There’s one group of muscles you may feel as if isn’t worked enough and this is your abs. It may feel as if especially your lower abs are unaffected by exercise no matter how much of it is done. There is a good reason why this is the case.
According to certified, New York-based trainers, losing weight and acquiring muscular definition requires rigorous training of the entire body. Furthermore, a balanced diet needs to be practiced as well.
You may have heard the popular saying that “abs are made in the kitchen”. While this is true, that does not mean ab exercises are unrequired. In fact, the core is the center of balance for your body and, therefore, requires training. Furthermore, a strong core reduces the amount of strain put on your back and, therefore, contributes to a reduction in back pain.
Even with all this information, you may be unsure exactly how to target your lower back. The truth is you are not the first to struggle with this issue.
Most Personal Trainers state that the reason lower abs are so hard to work on is that it is the site at which the body stores excess fat in the highest quantities.

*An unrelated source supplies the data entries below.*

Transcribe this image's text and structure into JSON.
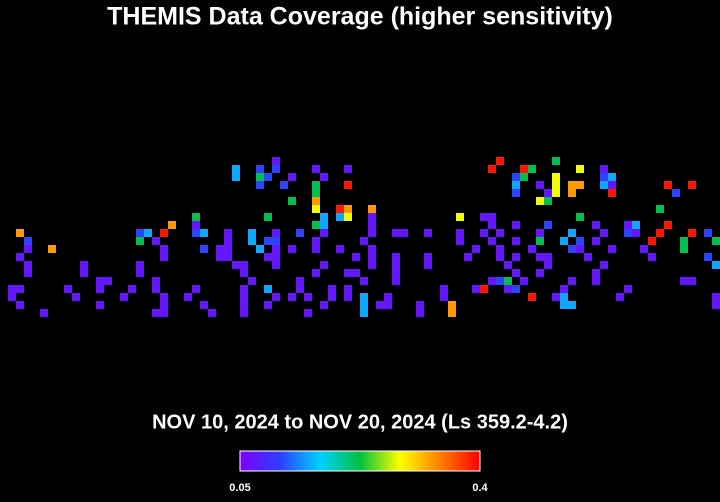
{
  "chart_data": {
    "type": "heatmap",
    "title": "THEMIS Data Coverage (higher sensitivity)",
    "subtitle": "NOV 10, 2024 to NOV 20, 2024 (Ls 359.2-4.2)",
    "clim": [
      0.05,
      0.4
    ],
    "colorbar": {
      "ticks": [
        0.05,
        0.4
      ]
    },
    "colorscale": [
      "#7f00ff",
      "#2f3fff",
      "#00d0ff",
      "#00c040",
      "#ffff00",
      "#ff8000",
      "#ff0000"
    ],
    "cells": [
      [
        34,
        0,
        0.07
      ],
      [
        62,
        0,
        0.39
      ],
      [
        69,
        0,
        0.22
      ],
      [
        32,
        1,
        0.11
      ],
      [
        34,
        1,
        0.11
      ],
      [
        29,
        1,
        0.15
      ],
      [
        39,
        1,
        0.07
      ],
      [
        43,
        1,
        0.07
      ],
      [
        61,
        1,
        0.39
      ],
      [
        65,
        1,
        0.39
      ],
      [
        66,
        1,
        0.22
      ],
      [
        72,
        1,
        0.28
      ],
      [
        75,
        1,
        0.07
      ],
      [
        29,
        2,
        0.15
      ],
      [
        32,
        2,
        0.22
      ],
      [
        33,
        2,
        0.11
      ],
      [
        36,
        2,
        0.07
      ],
      [
        40,
        2,
        0.07
      ],
      [
        64,
        2,
        0.11
      ],
      [
        65,
        2,
        0.22
      ],
      [
        69,
        2,
        0.28
      ],
      [
        75,
        2,
        0.11
      ],
      [
        76,
        2,
        0.15
      ],
      [
        32,
        3,
        0.11
      ],
      [
        35,
        3,
        0.11
      ],
      [
        39,
        3,
        0.22
      ],
      [
        43,
        3,
        0.39
      ],
      [
        64,
        3,
        0.15
      ],
      [
        67,
        3,
        0.07
      ],
      [
        69,
        3,
        0.28
      ],
      [
        71,
        3,
        0.33
      ],
      [
        72,
        3,
        0.33
      ],
      [
        75,
        3,
        0.15
      ],
      [
        76,
        3,
        0.07
      ],
      [
        83,
        3,
        0.39
      ],
      [
        86,
        3,
        0.39
      ],
      [
        39,
        4,
        0.22
      ],
      [
        64,
        4,
        0.11
      ],
      [
        68,
        4,
        0.07
      ],
      [
        69,
        4,
        0.28
      ],
      [
        71,
        4,
        0.33
      ],
      [
        76,
        4,
        0.39
      ],
      [
        84,
        4,
        0.11
      ],
      [
        36,
        5,
        0.22
      ],
      [
        39,
        5,
        0.33
      ],
      [
        67,
        5,
        0.28
      ],
      [
        68,
        5,
        0.22
      ],
      [
        39,
        6,
        0.28
      ],
      [
        42,
        6,
        0.39
      ],
      [
        43,
        6,
        0.33
      ],
      [
        46,
        6,
        0.33
      ],
      [
        82,
        6,
        0.22
      ],
      [
        24,
        7,
        0.22
      ],
      [
        33,
        7,
        0.22
      ],
      [
        40,
        7,
        0.15
      ],
      [
        42,
        7,
        0.15
      ],
      [
        43,
        7,
        0.28
      ],
      [
        46,
        7,
        0.07
      ],
      [
        57,
        7,
        0.28
      ],
      [
        60,
        7,
        0.07
      ],
      [
        61,
        7,
        0.07
      ],
      [
        72,
        7,
        0.22
      ],
      [
        21,
        8,
        0.33
      ],
      [
        24,
        8,
        0.07
      ],
      [
        39,
        8,
        0.22
      ],
      [
        40,
        8,
        0.15
      ],
      [
        46,
        8,
        0.07
      ],
      [
        61,
        8,
        0.07
      ],
      [
        64,
        8,
        0.07
      ],
      [
        68,
        8,
        0.11
      ],
      [
        74,
        8,
        0.07
      ],
      [
        78,
        8,
        0.07
      ],
      [
        79,
        8,
        0.15
      ],
      [
        83,
        8,
        0.39
      ],
      [
        2,
        9,
        0.33
      ],
      [
        17,
        9,
        0.11
      ],
      [
        18,
        9,
        0.15
      ],
      [
        20,
        9,
        0.39
      ],
      [
        24,
        9,
        0.11
      ],
      [
        25,
        9,
        0.15
      ],
      [
        28,
        9,
        0.07
      ],
      [
        31,
        9,
        0.15
      ],
      [
        34,
        9,
        0.07
      ],
      [
        37,
        9,
        0.11
      ],
      [
        40,
        9,
        0.07
      ],
      [
        46,
        9,
        0.07
      ],
      [
        49,
        9,
        0.07
      ],
      [
        50,
        9,
        0.07
      ],
      [
        53,
        9,
        0.07
      ],
      [
        57,
        9,
        0.07
      ],
      [
        60,
        9,
        0.07
      ],
      [
        62,
        9,
        0.07
      ],
      [
        67,
        9,
        0.07
      ],
      [
        71,
        9,
        0.15
      ],
      [
        75,
        9,
        0.07
      ],
      [
        78,
        9,
        0.11
      ],
      [
        79,
        9,
        0.07
      ],
      [
        82,
        9,
        0.39
      ],
      [
        86,
        9,
        0.39
      ],
      [
        88,
        9,
        0.11
      ],
      [
        3,
        10,
        0.11
      ],
      [
        17,
        10,
        0.22
      ],
      [
        19,
        10,
        0.07
      ],
      [
        28,
        10,
        0.07
      ],
      [
        31,
        10,
        0.15
      ],
      [
        33,
        10,
        0.11
      ],
      [
        34,
        10,
        0.11
      ],
      [
        39,
        10,
        0.07
      ],
      [
        45,
        10,
        0.07
      ],
      [
        57,
        10,
        0.07
      ],
      [
        61,
        10,
        0.07
      ],
      [
        64,
        10,
        0.07
      ],
      [
        67,
        10,
        0.22
      ],
      [
        70,
        10,
        0.15
      ],
      [
        72,
        10,
        0.11
      ],
      [
        74,
        10,
        0.07
      ],
      [
        81,
        10,
        0.39
      ],
      [
        85,
        10,
        0.22
      ],
      [
        89,
        10,
        0.22
      ],
      [
        3,
        11,
        0.07
      ],
      [
        6,
        11,
        0.33
      ],
      [
        20,
        11,
        0.07
      ],
      [
        25,
        11,
        0.11
      ],
      [
        27,
        11,
        0.07
      ],
      [
        28,
        11,
        0.07
      ],
      [
        32,
        11,
        0.15
      ],
      [
        34,
        11,
        0.07
      ],
      [
        36,
        11,
        0.07
      ],
      [
        39,
        11,
        0.07
      ],
      [
        42,
        11,
        0.07
      ],
      [
        46,
        11,
        0.07
      ],
      [
        59,
        11,
        0.07
      ],
      [
        62,
        11,
        0.07
      ],
      [
        66,
        11,
        0.07
      ],
      [
        71,
        11,
        0.11
      ],
      [
        72,
        11,
        0.07
      ],
      [
        76,
        11,
        0.07
      ],
      [
        80,
        11,
        0.07
      ],
      [
        85,
        11,
        0.22
      ],
      [
        2,
        12,
        0.07
      ],
      [
        20,
        12,
        0.07
      ],
      [
        27,
        12,
        0.07
      ],
      [
        28,
        12,
        0.07
      ],
      [
        33,
        12,
        0.07
      ],
      [
        34,
        12,
        0.07
      ],
      [
        44,
        12,
        0.07
      ],
      [
        46,
        12,
        0.07
      ],
      [
        49,
        12,
        0.07
      ],
      [
        53,
        12,
        0.07
      ],
      [
        58,
        12,
        0.07
      ],
      [
        62,
        12,
        0.07
      ],
      [
        64,
        12,
        0.07
      ],
      [
        67,
        12,
        0.07
      ],
      [
        68,
        12,
        0.07
      ],
      [
        73,
        12,
        0.07
      ],
      [
        81,
        12,
        0.07
      ],
      [
        88,
        12,
        0.11
      ],
      [
        3,
        13,
        0.07
      ],
      [
        10,
        13,
        0.07
      ],
      [
        17,
        13,
        0.07
      ],
      [
        29,
        13,
        0.07
      ],
      [
        30,
        13,
        0.07
      ],
      [
        34,
        13,
        0.07
      ],
      [
        40,
        13,
        0.07
      ],
      [
        46,
        13,
        0.07
      ],
      [
        49,
        13,
        0.07
      ],
      [
        53,
        13,
        0.07
      ],
      [
        63,
        13,
        0.07
      ],
      [
        68,
        13,
        0.07
      ],
      [
        75,
        13,
        0.07
      ],
      [
        89,
        13,
        0.15
      ],
      [
        3,
        14,
        0.07
      ],
      [
        10,
        14,
        0.07
      ],
      [
        17,
        14,
        0.07
      ],
      [
        30,
        14,
        0.07
      ],
      [
        39,
        14,
        0.07
      ],
      [
        43,
        14,
        0.07
      ],
      [
        44,
        14,
        0.07
      ],
      [
        49,
        14,
        0.07
      ],
      [
        64,
        14,
        0.07
      ],
      [
        67,
        14,
        0.07
      ],
      [
        74,
        14,
        0.07
      ],
      [
        12,
        15,
        0.07
      ],
      [
        13,
        15,
        0.07
      ],
      [
        19,
        15,
        0.07
      ],
      [
        31,
        15,
        0.07
      ],
      [
        37,
        15,
        0.07
      ],
      [
        45,
        15,
        0.07
      ],
      [
        49,
        15,
        0.07
      ],
      [
        61,
        15,
        0.07
      ],
      [
        62,
        15,
        0.11
      ],
      [
        63,
        15,
        0.22
      ],
      [
        65,
        15,
        0.07
      ],
      [
        71,
        15,
        0.07
      ],
      [
        74,
        15,
        0.07
      ],
      [
        85,
        15,
        0.07
      ],
      [
        86,
        15,
        0.07
      ],
      [
        1,
        16,
        0.07
      ],
      [
        2,
        16,
        0.07
      ],
      [
        8,
        16,
        0.07
      ],
      [
        12,
        16,
        0.07
      ],
      [
        16,
        16,
        0.07
      ],
      [
        19,
        16,
        0.07
      ],
      [
        24,
        16,
        0.07
      ],
      [
        30,
        16,
        0.07
      ],
      [
        33,
        16,
        0.15
      ],
      [
        37,
        16,
        0.07
      ],
      [
        41,
        16,
        0.07
      ],
      [
        43,
        16,
        0.07
      ],
      [
        55,
        16,
        0.07
      ],
      [
        59,
        16,
        0.07
      ],
      [
        60,
        16,
        0.39
      ],
      [
        63,
        16,
        0.07
      ],
      [
        64,
        16,
        0.11
      ],
      [
        70,
        16,
        0.07
      ],
      [
        78,
        16,
        0.07
      ],
      [
        1,
        17,
        0.07
      ],
      [
        9,
        17,
        0.07
      ],
      [
        15,
        17,
        0.07
      ],
      [
        20,
        17,
        0.07
      ],
      [
        23,
        17,
        0.07
      ],
      [
        30,
        17,
        0.07
      ],
      [
        34,
        17,
        0.07
      ],
      [
        36,
        17,
        0.07
      ],
      [
        38,
        17,
        0.07
      ],
      [
        41,
        17,
        0.07
      ],
      [
        43,
        17,
        0.07
      ],
      [
        45,
        17,
        0.15
      ],
      [
        48,
        17,
        0.07
      ],
      [
        55,
        17,
        0.07
      ],
      [
        66,
        17,
        0.39
      ],
      [
        69,
        17,
        0.07
      ],
      [
        70,
        17,
        0.15
      ],
      [
        77,
        17,
        0.07
      ],
      [
        89,
        17,
        0.07
      ],
      [
        2,
        18,
        0.07
      ],
      [
        12,
        18,
        0.07
      ],
      [
        20,
        18,
        0.07
      ],
      [
        25,
        18,
        0.07
      ],
      [
        30,
        18,
        0.07
      ],
      [
        33,
        18,
        0.07
      ],
      [
        40,
        18,
        0.07
      ],
      [
        45,
        18,
        0.15
      ],
      [
        47,
        18,
        0.07
      ],
      [
        48,
        18,
        0.07
      ],
      [
        52,
        18,
        0.07
      ],
      [
        56,
        18,
        0.33
      ],
      [
        70,
        18,
        0.15
      ],
      [
        71,
        18,
        0.15
      ],
      [
        89,
        18,
        0.07
      ],
      [
        5,
        19,
        0.07
      ],
      [
        19,
        19,
        0.07
      ],
      [
        20,
        19,
        0.07
      ],
      [
        26,
        19,
        0.07
      ],
      [
        30,
        19,
        0.07
      ],
      [
        38,
        19,
        0.07
      ],
      [
        45,
        19,
        0.15
      ],
      [
        52,
        19,
        0.07
      ],
      [
        56,
        19,
        0.33
      ]
    ]
  }
}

Furthermore, women have it even more difficult as estrogen, their main hormone, promotes said fat storage in the area.
While this all sounds scary, there is no need to worry, however, there are numerous exercises that are very effective at ridding you of the lower ab body fat problem. Luckily, you don’t need to do any research to find these on your own as Amanda has shared the best ones. Note that to avoid sweat build-up causing uncontrollable sliding during your workout, it is recommended to use either sliders or a towel for three of the exercises. This one isn’t for the faint of heart so prepare to be unable to do basic things such as laughing when it’s over.

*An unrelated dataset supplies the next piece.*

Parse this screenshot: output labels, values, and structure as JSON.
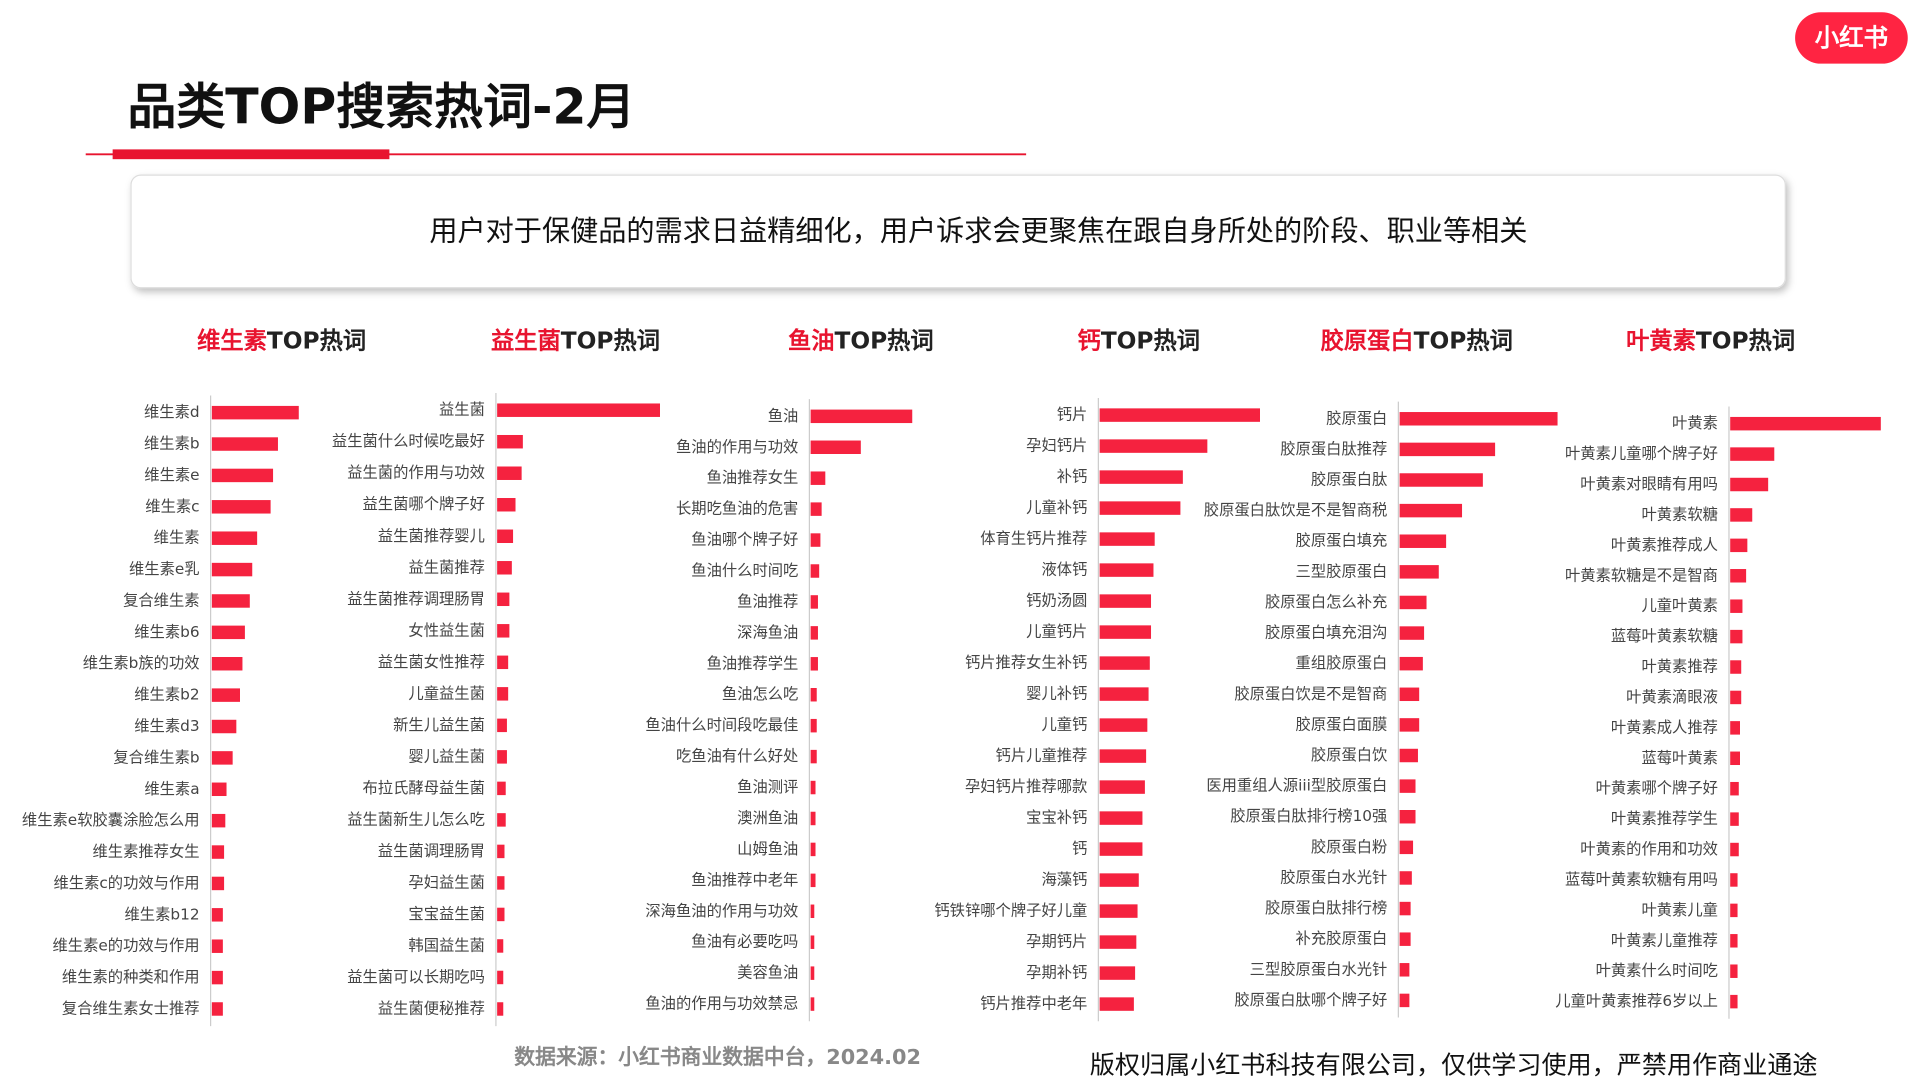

For each of the exercises below, perform them for 30 seconds. You are then allowed only 10 seconds of rest after each. The entire circuit must be done a total of at least one, but no more than three times.
1. Heel Tap
Lay on your back with your hands under your glutes for stabilizing. Start with your calves in a parallel position to the floor. With your feet flexed, lower them until your heels are only lightly contacting the ground. Return to the starting position by squeezing your core to allow your feet to go back to the starting position.
2. Mountain Climbers
Start in a plank position with your arms fully extended as if you are about to do some push-ups. With as little hip movement as possible, move your left knee to your chest. Try to get as close to between your hands as possible. Return to the starting position and do the same on the right. Repeat this as quickly as possible while alternating on each side.
3. The Scissor
Lay on your back with your hands behind your head. Lift your shoulders of the ground and keep your core tight. Using the strength of your abs, lift your legs off the ground only slightly. From there, raise one leg using your core while the other remains slightly above the ground. Switch the position of your legs. Repeat this while ensuring that your neck is not being strained.
4. Slider Pike
Ensure you have a towel or sliders before beginning this exercise.
Start by getting in a plank position with your arms fully extended. If using sliders, put both feet on them. Using your core, slide both your feet towards your hands without bending the knees. This places you in a pike position with your hips pointing towards the ceiling. Return them to the starting position. You may reduce the difficulty of this move by moving one leg at a time instead of both.
5. Straight Leg Raise
Lay on your back and support yourself by placing your hands under your lower back. Slowly lift your legs of the ground together with no bend at the knees until your body forms a 90-degree angle. You must use your core to support this movement. Slowly return your legs to a position slightly above the ground and repeat. Avoid this one if you experience back pain.
Should you have a history of back pain or have a pullup bar, you may do an alternate variation. Hold on to a pullup bar. Tighten your core and begin to lift your legs off the ground with no bend at the knees (you may bend them as a beginner). Return your legs to the starting position and repeat.
6. Cross Body Climber
Begin by getting in a plank position with your arms fully outstretched. Ensure your core is tight and your hips are level. Move your left knee towards your right elbow. While return the knee to the starting position, move the right knee towards the left elbow. Repeat this movement.
7. Slider Knee Tuck
Get your towel or sliders ready for this one.
Begin in a plank position with your arms fully extended. Place your feet on your sliders. Tighten your core and bring both feet towards your chest with a bend in the knees. Do not lean forward too much or allow your shoulders to hunch. Return to the starting position and repeat.
If you have an exercise ball, try doing this with your feet on the ball instead.
8. Rolling Plank
Start in a traditional forearm plank position. Shift onto your left elbow with your feet stacked and hold this side plank for 10 seconds. Return to the starting position then do the other side and continue to alternate.
9. Roll Up
Lay on your back with your legs extended and your arms overhead. Take a deep breath. As you exhale, use your core to move into a sitting position with while lifting your arms. Return to the starting position and repeat.
Lay on your back with your feet together and legs extended. Extend your arms overhead. Take a deep breath. Squeeze your core as you exhale and raise your left arm and right leg, allowing them to touch. Inhale and return to the starting position. Repeat this for 15 seconds. Do the same with your right arm and left leg.